Enhancing gravitational-wave detection: a machine learning pipeline combination approach with robust uncertainty quantification
Gregory Ashton, Ann-Kristin Malz, Nicolo Colombo
TL;DR
The paper tackles the challenge of interpreting multi-pipeline gravitational-wave detections by learning a data-driven combination of pipeline outputs and augmenting it with robust uncertainty quantification. It trains two simple classifiers (LR and MLP) on per-pipeline candidate features to improve detection efficiency beyond the traditional max $p_{astro}$ or max IFAR approaches, and then applies conformal prediction to yield calibrated, event-level confidence. The results show that ML-based fusion can boost ROC AUC, and CP provides a principled way to assign uncertainty to individual events, with notable implications for sub-threshold candidates like GW200311_103121. The work highlights practical benefits for GW catalogs and low-latency alerts, while outlining realistic limitations and avenues for future enhancements, such as more realistic training data, richer features, and multi-class extensions.
Abstract
Gravitational-wave data from advanced-era interferometric detectors consists of background Gaussian noise, frequent transient artefacts, and rare astrophysical signals.

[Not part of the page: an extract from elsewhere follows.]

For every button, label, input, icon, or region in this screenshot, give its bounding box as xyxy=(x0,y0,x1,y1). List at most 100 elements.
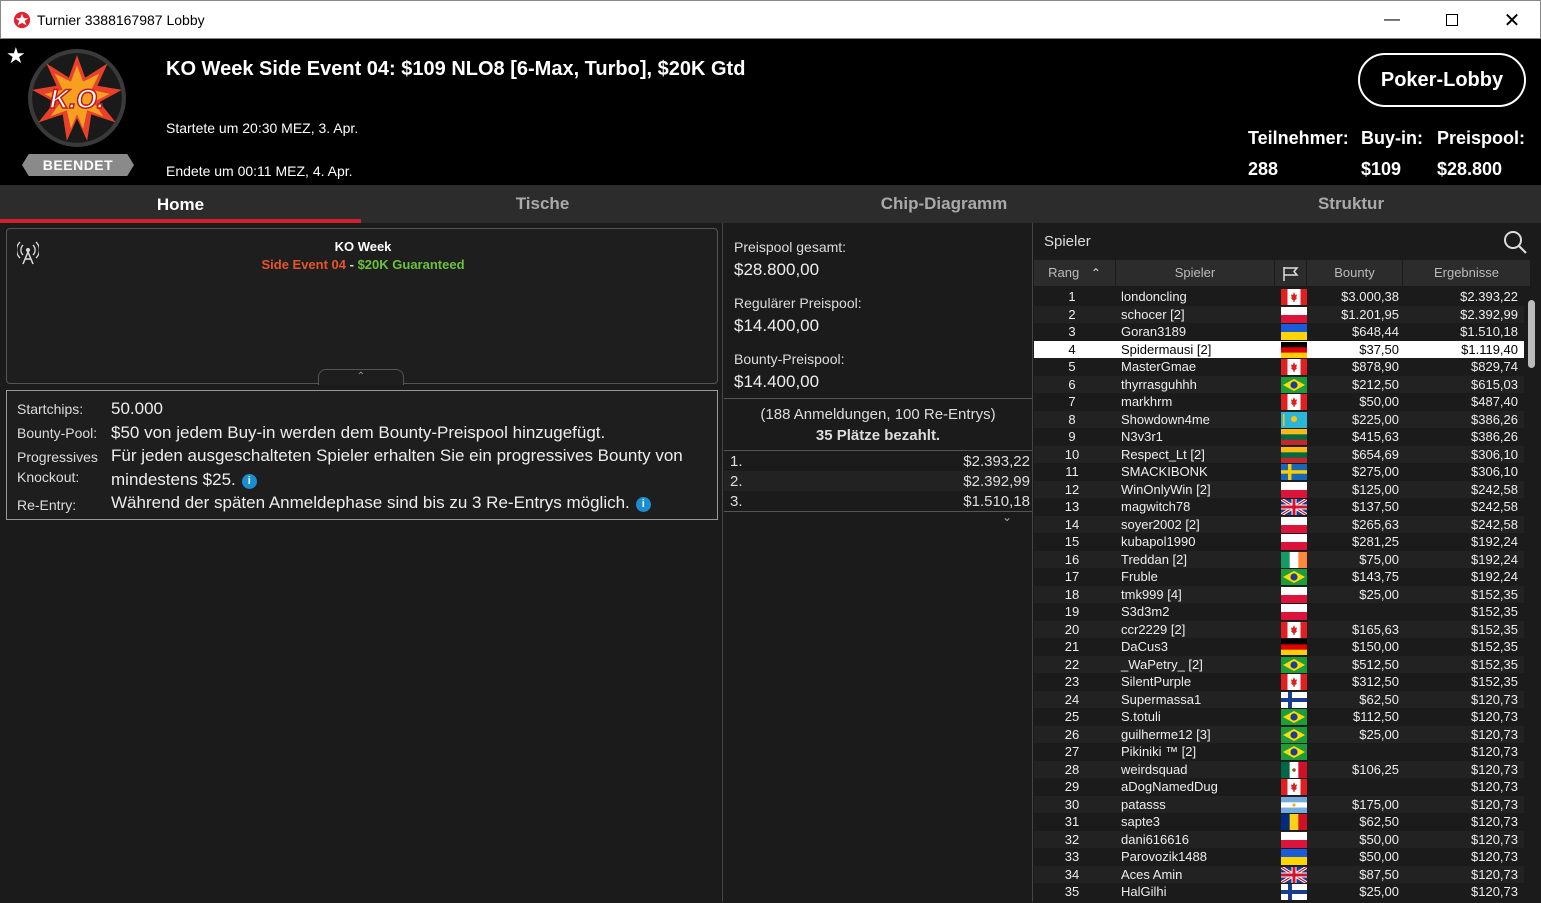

Multiple search algorithms exist to detect the signals from compact binary coalescences, but their varying performance complicates interpretation. We present a machine learning-driven approach that combines results from individual pipelines and utilises conformal prediction to provide robust, calibrated uncertainty quantification. Using simulations, we demonstrate improved detection efficiency and apply our model to GWTC-3, enhancing confidence in multi-pipeline detections, such as the sub-threshold binary neutron star candidate GW200311_103121.